I use following code to train with my tabular data:
data=load_data('/content/gdrive/My Drive','dbs')
learn = tabular_learner(data, layers=[2000,2000,500,50], metrics=rmse)
learn.lr_find()
learn.fit_one_cycle(15, max_lr =1e-01,callbacks=[SaveModelCallback(learn,
monitor='valid_loss',
mode='min',
name='/content/gdrive/My Drive/mark2000,2000,500,50')])
learn.save('/content/gdrive/My Drive/mark2000')
The valid_loss from the result doesn’t seem very good:
epoch train_loss valid_loss root_mean_squared_error time
0 0.000343 2.165349 0.200998 12:10
1 0.000603 3869867238521569280.000000 263581904.000000 12:57
2 0.000515 1389359.125000 213.215988 22:19
3 0.007825 138927829654962176.000000 90932920.000000 16:04
4 0.000724 7215175153221632.000000 12987230.000000 14:43
5 0.027466 32911909760056376164352.000000 15733768192.000000 14:37
6 0.000694 146761263874048.000000 2563498.250000 12:29
7 0.000482 648323334144.000000 191592.218750 13:01
8 0.000693 745348555828363264.000000 278343136.000000 14:23
9 0.000420 41489119838208.000000 1567249.250000 19:25
10 0.000327 1750879657000960.000000 11598753.000000 23:08
11 0.000243 60105641984.000000 44858.433594 28:48
12 0.000206 339650707456.000000 102419.742188 35:01
13 0.000169 1999799680.000000 11372.961914 46:04
14 0.000144 990617536.000000 4973.895020 47:58
Better model found at epoch 0 with valid_loss value: 2.1653494834899902.
but the numbers from the show_results
are not so bad. This the epoch0 with valid_loss of 2.165:
learn.load('/content/gdrive/My Drive/mark2000,2000,500,50.0')
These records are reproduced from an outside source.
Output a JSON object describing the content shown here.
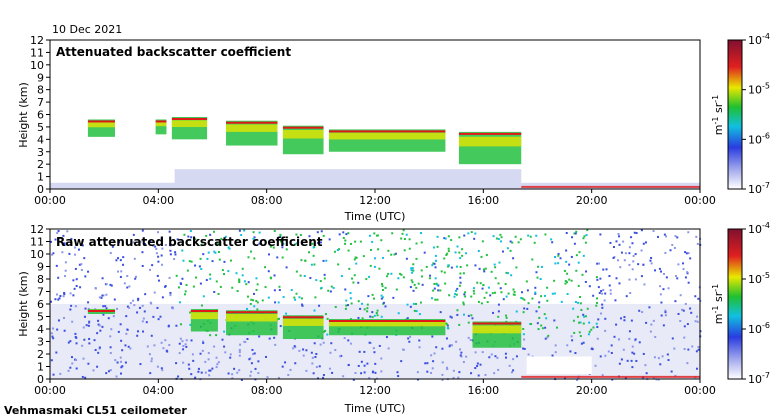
{
  "date_label": "10 Dec 2021",
  "footer_label": "Vehmasmaki CL51 ceilometer",
  "colors": {
    "bg_cloud": "#d6d9f2",
    "noise_blue": "#3a4fe0",
    "green": "#22c040",
    "yellow": "#e6e600",
    "red": "#e01818"
  },
  "chart_data": [
    {
      "type": "heatmap",
      "title": "Attenuated backscatter coefficient",
      "xlabel": "Time (UTC)",
      "ylabel": "Height (km)",
      "xlim": [
        0,
        24
      ],
      "ylim": [
        0,
        12
      ],
      "xticks": [
        "00:00",
        "04:00",
        "08:00",
        "12:00",
        "16:00",
        "20:00",
        "00:00"
      ],
      "yticks": [
        "0",
        "1",
        "2",
        "3",
        "4",
        "5",
        "6",
        "7",
        "8",
        "9",
        "10",
        "11",
        "12"
      ],
      "grid": false,
      "cloud_layers": [
        {
          "start": 1.4,
          "end": 2.4,
          "base": 4.2,
          "top": 5.6
        },
        {
          "start": 3.9,
          "end": 4.3,
          "base": 4.4,
          "top": 5.6
        },
        {
          "start": 4.5,
          "end": 5.8,
          "base": 4.0,
          "top": 5.8
        },
        {
          "start": 6.5,
          "end": 8.4,
          "base": 3.5,
          "top": 5.5
        },
        {
          "start": 8.6,
          "end": 10.1,
          "base": 2.8,
          "top": 5.1
        },
        {
          "start": 10.3,
          "end": 14.6,
          "base": 3.0,
          "top": 4.8
        },
        {
          "start": 15.1,
          "end": 17.4,
          "base": 2.0,
          "top": 4.6
        }
      ],
      "colorbar": {
        "label": "m-1 sr-1",
        "min_exp": -7,
        "max_exp": -4
      }
    },
    {
      "type": "heatmap",
      "title": "Raw attenuated backscatter coefficient",
      "xlabel": "Time (UTC)",
      "ylabel": "Height (km)",
      "xlim": [
        0,
        24
      ],
      "ylim": [
        0,
        12
      ],
      "xticks": [
        "00:00",
        "04:00",
        "08:00",
        "12:00",
        "16:00",
        "20:00",
        "00:00"
      ],
      "yticks": [
        "0",
        "1",
        "2",
        "3",
        "4",
        "5",
        "6",
        "7",
        "8",
        "9",
        "10",
        "11",
        "12"
      ],
      "grid": false,
      "noise_region": {
        "start": 4.6,
        "end": 20.2,
        "base": 7.0,
        "top": 12.0
      },
      "cloud_layers": [
        {
          "start": 1.4,
          "end": 2.4,
          "base": 5.2,
          "top": 5.6
        },
        {
          "start": 5.2,
          "end": 6.2,
          "base": 3.8,
          "top": 5.6
        },
        {
          "start": 6.5,
          "end": 8.4,
          "base": 3.5,
          "top": 5.5
        },
        {
          "start": 8.6,
          "end": 10.1,
          "base": 3.2,
          "top": 5.1
        },
        {
          "start": 10.3,
          "end": 14.6,
          "base": 3.5,
          "top": 4.8
        },
        {
          "start": 15.6,
          "end": 17.4,
          "base": 2.5,
          "top": 4.6
        }
      ],
      "colorbar": {
        "label": "m-1 sr-1",
        "min_exp": -7,
        "max_exp": -4
      }
    }
  ]
}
learn.show_results(rows=10)
|target|prediction|
|0.05685259|[0.051896]|
|0.08022369|[0.070863]|
|0.053750124|[0.041035]|
|0.06384782|[0.054906]|
|0.048151325|[0.036433]|
|0.07299445|[0.0811]|
|0.0665585|[0.054433]|
|0.051318087|[0.050075]|
|0.08468162|[0.068608]|
|0.090876736|[0.11432]|
And this is the last one with valid_loss of 990M:
learn.load('/content/gdrive/My Drive/mark2000')
learn.show_results(rows=10)
|target|prediction|
|0.05685259|[0.054024]|
|0.08022369|[0.073945]|
|0.053750124|[0.052672]|
|0.06384782|[0.060849]|
|0.048151325|[0.049834]|
|0.07299445|[0.087745]|
|0.0665585|[0.065725]|
|0.051318087|[0.057663]|
|0.08468162|[0.079118]|
|0.090876736|[0.100845]|
The first 10 rows shows the latter looks even better. How can I see where the huge valid_loss from? And advice on how to improve further?